Mainframe data management incurs direct and indirect costs. Inefficiencies in the backup and archive process often continue along undetected, silently adding to expenditures without delivering any additional value. Below are a few examples of changes that will decrease the total cost of ownership (TCO) without requiring large-scale changes, allowing organizations to reduce backup costs without sacrificing recovery requirements:

  • Incremental backup: Limiting backups to data sets that have changed since the last backup–instead of backing up all data sets every single time–will save time and money on redundant processes.
  • Deduplication: Duplicate copies of data should be eliminated if your target storage system supports it. This will free up a lot of storage space by removing repeating data.
  • Compression: Decreasing the size of stored data sets before it is sent over the network decreases costs. Secure and efficient compression is critical. This reduces costs in two ways: First, by reducing the capacity on the target storage, and, second, by reducing the amount of cloud provider network bandwidth used.
  • Leveraging commodity storage: Legacy tape and VTL tools write data serially, causing performance bottlenecks. They are also expensive to maintain. You need a solution that securely delivers mainframe data to any cloud or on-prem storage system. This will eliminate vendor lock-in and make it possible to benefit from pay-as-you-go cloud storage instead of endlessly stocking up on tapes and VTLs.

Legacy mainframe backup and archive data tools also indirectly add to the TCO of data management by requiring separate encryption software, and by taking the option of tiered long-term storage in the cloud off the table. For example, banks’ data regulatory requirements require masses of archived data–most of which will never be accessed–to be kept for years. Paying the same amount for storing this data as you do for hot data significantly increases backup costs for no reason. As explained here, selecting the right kind of storage for this type of data can significantly affect backup costs.

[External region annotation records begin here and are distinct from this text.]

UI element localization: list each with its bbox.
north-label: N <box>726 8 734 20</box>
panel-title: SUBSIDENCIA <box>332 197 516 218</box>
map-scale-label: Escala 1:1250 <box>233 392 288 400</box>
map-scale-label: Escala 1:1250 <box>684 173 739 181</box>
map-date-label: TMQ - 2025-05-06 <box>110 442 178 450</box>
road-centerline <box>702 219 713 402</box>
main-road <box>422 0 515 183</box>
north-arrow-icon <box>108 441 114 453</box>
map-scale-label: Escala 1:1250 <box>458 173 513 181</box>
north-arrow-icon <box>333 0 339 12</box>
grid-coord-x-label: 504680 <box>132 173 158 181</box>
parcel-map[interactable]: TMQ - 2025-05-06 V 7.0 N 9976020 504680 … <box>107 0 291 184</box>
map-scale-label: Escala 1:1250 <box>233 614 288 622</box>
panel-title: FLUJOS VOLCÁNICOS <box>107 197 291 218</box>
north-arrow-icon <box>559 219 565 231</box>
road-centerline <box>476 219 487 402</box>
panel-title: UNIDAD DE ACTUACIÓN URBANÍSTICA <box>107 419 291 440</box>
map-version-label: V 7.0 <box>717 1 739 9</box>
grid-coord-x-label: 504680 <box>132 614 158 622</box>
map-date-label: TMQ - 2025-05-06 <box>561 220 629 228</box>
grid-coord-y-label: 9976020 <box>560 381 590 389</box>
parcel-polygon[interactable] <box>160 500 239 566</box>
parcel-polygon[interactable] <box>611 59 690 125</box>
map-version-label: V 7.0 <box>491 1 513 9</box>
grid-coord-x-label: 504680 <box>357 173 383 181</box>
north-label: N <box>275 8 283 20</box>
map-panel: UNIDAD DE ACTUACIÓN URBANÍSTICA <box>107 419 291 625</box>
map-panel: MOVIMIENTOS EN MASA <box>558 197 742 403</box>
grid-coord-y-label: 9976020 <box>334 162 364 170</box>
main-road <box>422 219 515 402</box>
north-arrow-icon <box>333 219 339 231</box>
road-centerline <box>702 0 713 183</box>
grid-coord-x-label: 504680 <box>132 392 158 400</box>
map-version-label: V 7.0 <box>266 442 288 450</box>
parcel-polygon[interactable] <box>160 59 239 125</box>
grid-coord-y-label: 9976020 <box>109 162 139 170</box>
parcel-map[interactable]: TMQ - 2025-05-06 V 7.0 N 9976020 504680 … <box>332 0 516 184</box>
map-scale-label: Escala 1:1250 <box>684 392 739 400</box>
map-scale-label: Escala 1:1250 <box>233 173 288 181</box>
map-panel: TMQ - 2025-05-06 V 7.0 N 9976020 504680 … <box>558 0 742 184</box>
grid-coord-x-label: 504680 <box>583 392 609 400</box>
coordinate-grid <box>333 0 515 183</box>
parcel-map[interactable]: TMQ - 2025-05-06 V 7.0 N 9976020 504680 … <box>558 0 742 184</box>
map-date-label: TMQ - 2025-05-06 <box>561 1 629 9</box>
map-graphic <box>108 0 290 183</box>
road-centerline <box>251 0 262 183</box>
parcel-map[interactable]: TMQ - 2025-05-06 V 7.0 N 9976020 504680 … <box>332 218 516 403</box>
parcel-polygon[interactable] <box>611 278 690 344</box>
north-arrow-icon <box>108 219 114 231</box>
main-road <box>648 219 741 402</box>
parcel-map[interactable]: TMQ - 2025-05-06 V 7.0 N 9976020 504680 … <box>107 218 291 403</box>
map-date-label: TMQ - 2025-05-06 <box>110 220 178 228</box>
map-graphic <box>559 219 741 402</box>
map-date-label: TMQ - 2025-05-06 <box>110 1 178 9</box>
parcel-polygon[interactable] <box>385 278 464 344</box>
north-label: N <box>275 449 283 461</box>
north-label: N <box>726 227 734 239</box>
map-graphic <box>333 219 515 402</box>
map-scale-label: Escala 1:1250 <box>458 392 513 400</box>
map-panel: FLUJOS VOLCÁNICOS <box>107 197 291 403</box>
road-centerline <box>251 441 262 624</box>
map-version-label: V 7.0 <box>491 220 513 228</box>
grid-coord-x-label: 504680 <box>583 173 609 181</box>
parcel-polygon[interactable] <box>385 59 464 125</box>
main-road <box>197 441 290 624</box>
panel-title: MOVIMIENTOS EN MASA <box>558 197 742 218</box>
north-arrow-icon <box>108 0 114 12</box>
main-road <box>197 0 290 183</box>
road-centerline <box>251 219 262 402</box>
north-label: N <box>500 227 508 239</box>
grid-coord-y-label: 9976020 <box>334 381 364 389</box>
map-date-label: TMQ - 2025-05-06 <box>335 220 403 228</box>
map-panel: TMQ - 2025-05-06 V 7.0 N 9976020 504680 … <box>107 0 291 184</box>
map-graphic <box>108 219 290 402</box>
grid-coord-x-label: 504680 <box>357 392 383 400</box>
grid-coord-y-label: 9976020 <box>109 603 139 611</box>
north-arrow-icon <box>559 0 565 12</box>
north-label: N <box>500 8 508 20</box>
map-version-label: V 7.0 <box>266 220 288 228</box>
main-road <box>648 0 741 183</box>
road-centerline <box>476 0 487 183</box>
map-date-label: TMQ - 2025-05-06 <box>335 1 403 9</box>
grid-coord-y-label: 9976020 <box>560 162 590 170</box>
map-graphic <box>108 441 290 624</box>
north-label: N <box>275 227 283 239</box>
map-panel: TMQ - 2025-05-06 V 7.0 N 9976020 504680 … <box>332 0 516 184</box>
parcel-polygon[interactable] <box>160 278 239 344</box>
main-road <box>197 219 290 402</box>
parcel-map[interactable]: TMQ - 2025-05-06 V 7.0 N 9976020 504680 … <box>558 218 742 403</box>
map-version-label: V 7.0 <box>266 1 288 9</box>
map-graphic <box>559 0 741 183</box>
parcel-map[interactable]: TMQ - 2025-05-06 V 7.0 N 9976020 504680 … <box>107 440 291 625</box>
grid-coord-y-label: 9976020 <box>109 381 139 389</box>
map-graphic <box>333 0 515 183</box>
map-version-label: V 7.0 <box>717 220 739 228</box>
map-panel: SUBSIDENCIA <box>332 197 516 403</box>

Improving Recovery Efficiency

How companies approach the backup stage dictates how efficient their recovery process is. Unplanned downtime is so expensive and potential non-compliance fees so high that all possibilities for avoiding it should be considered. Several things can increase recovery efficiency:

  • Availability & Replication: Cloud storage makes data recovery possible from anywhere, and data can also be replicated to a different region for disaster recovery (both cloud and on-prem).
  • Write Once, Read Many (WORM) storage: This prevents erasure and/or tampering while also protecting you against ransom attacks.
  • Immutable backups: Backing up data in the cloud so there is an immutable backup in the cloud keeps your data available as soon as your system is up and running, without any need for archived data.
  • Multiple snapshots: Maintaining multiple versions of your data by making regular flash copies of volumes and datasets maintains accurate versioning, enabling automated recovery.
  • Stand-alone restore: Stand-alone restore allows bare-metal recovery from tape or cloud in cases of cyber-attacks, disasters, and errors. Cloud-based backup platforms can enable initial program load (IPL) from a cloud server for a quick recovery that significantly reduces unplanned downtime.
  • End-to-end encryption: End-to-end encryption reduces the risk of malicious data corruption that could cause logical failures and other problems, making recovery scenarios more complex and more expensive. Encryption is also critical for meeting regulatory requirements regarding data security and privacy.

Decreasing the cost and increasing the efficiency of mainframe backup and recovery is an important strategic goal for IT leaders. Although it’s a big challenge, companies that systematically address the core issues will be well on their way to increasing security and minimizing downtime without incurring a significant increase in costs.